Why is it that with guns the answer is always restrictions on guns? Is it possible there's something else we can do to help with gun violence? Since the mid 90's gun violence has decreased by almost 50% in the united states without extra regulations (in fact, the assault weapon ban expired in that time frame). Why has it decreased since then? Maybe let's try to do that some more.
France has very strict regulations on guns, yet just had an attack last year with illegal firearms that killed 130 people, almost 3x this recent event in the US.
Magilla's post hit the nail on the head regarding the issue of gun rights supporters fears that liberals and/or government want to take their guns away from them and would only want an electronic database to make that possible. As far as I know, this sort of thing would be totally unprecedented here in the US. It would also be unconstitutional. Aside from a few extremists, I think the vast majority of liberals would be aghast at the idea of government agents going door to door to confiscate guns. That is just totally unamerican. Yet the paranoia persists. I'm truly curious what, if anything, can be done by liberals to bring gun rights folks to the negotiating table trusting that the liberals don't want to confiscate their guns. Is something like a database such a nonnegotiable issue that can only be resolved one way or the other by whose side controls the politicians?

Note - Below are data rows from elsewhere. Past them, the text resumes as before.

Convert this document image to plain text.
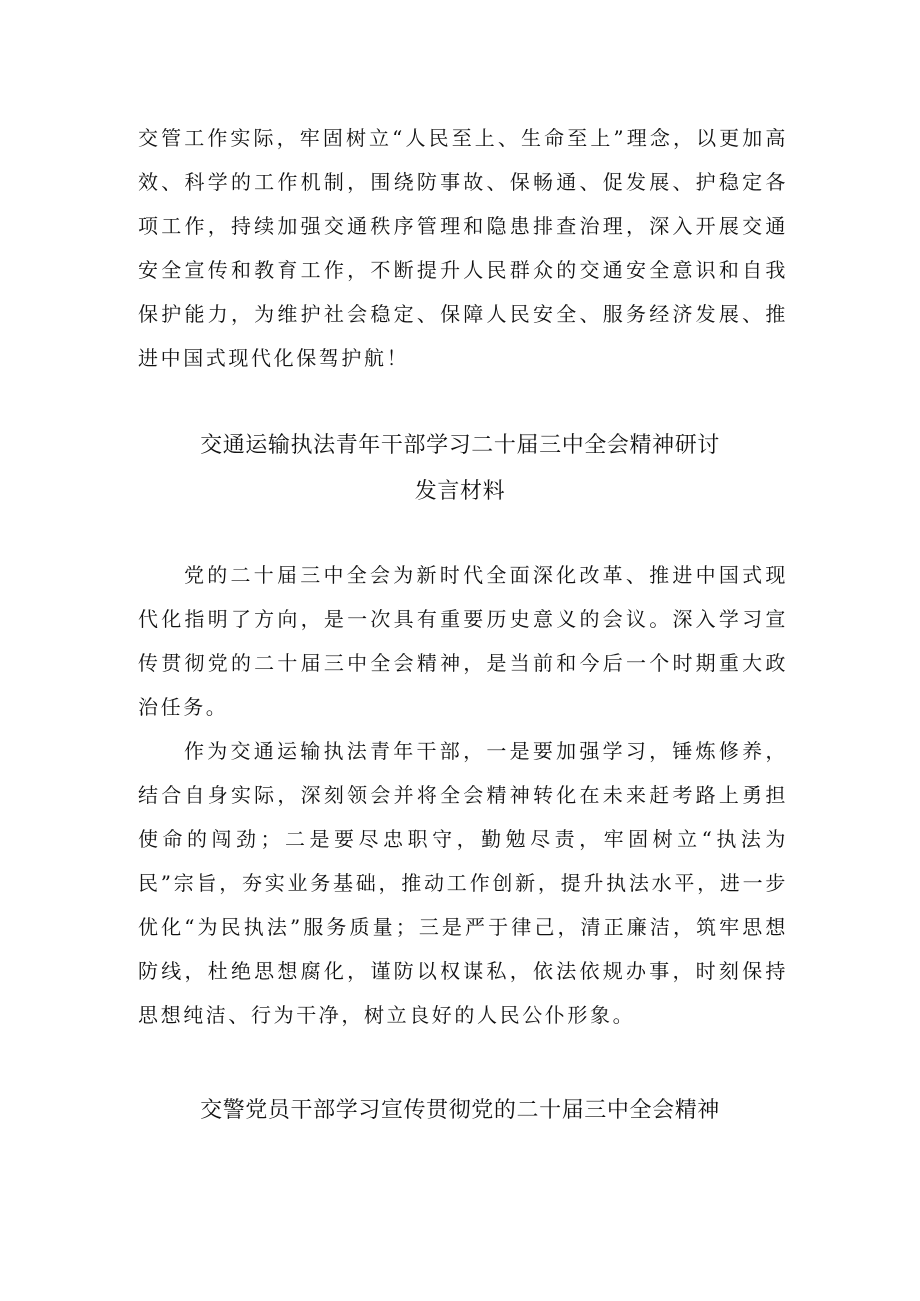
交管工作实际，牢固树立“人民至上、生命至上”理念，以更加高效、科学的工作机制，围绕防事故、保畅通、促发展、护稳定各项工作，持续加强交通秩序管理和隐患排查治理，深入开展交通安全宣传和教育工作，不断提升人民群众的交通安全意识和自我保护能力，为维护社会稳定、保障人民安全、服务经济发展、推进中国式现代化保驾护航！

交通运输执法青年干部学习二十届三中全会精神研讨
发言材料

党的二十届三中全会为新时代全面深化改革、推进中国式现代化指明了方向，是一次具有重要历史意义的会议。深入学习宣传贯彻党的二十届三中全会精神，是当前和今后一个时期重大政治任务。

作为交通运输执法青年干部，一是要加强学习，锤炼修养，结合自身实际，深刻领会并将全会精神转化在未来赶考路上勇担使命的闯劲；二是要尽忠职守，勤勉尽责，牢固树立“执法为民”宗旨，夯实业务基础，推动工作创新，提升执法水平，进一步优化“为民执法”服务质量；三是严于律己，清正廉洁，筑牢思想防线，杜绝思想腐化，谨防以权谋私，依法依规办事，时刻保持思想纯洁、行为干净，树立良好的人民公仆形象。

交警党员干部学习宣传贯彻党的二十届三中全会精神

Unprecedented in the US because a large vocal group actively opposes it. It's very precedented in numerous other countries. Plenty of Americans I know would be fine with gun confiscation.
Which of these recent mass shootings would a registration have stopped? I can't think of one. Even if you argue it'd bring our overall gun violence rate down (which I'm not convinced of), the only time people get up in arms about registrations and gun violence is after mass shootings. Registration will not stop mass shootings, so the next mass shooting after registration takes place will have people calling for restriction, then confiscation, both of which are not possible without registration.
As I said earlier, the only thing that ever happens is more restrictions, not less. You never hear of lawmakers saying "Well, looks like our restrictions didn't work, guess it's time to get rid of them and try something else."
If there's another mass shooting at a school in Connecticut, do you think they'll rethink their weapons bans and registration requirements? Or will they simply add more restrictions?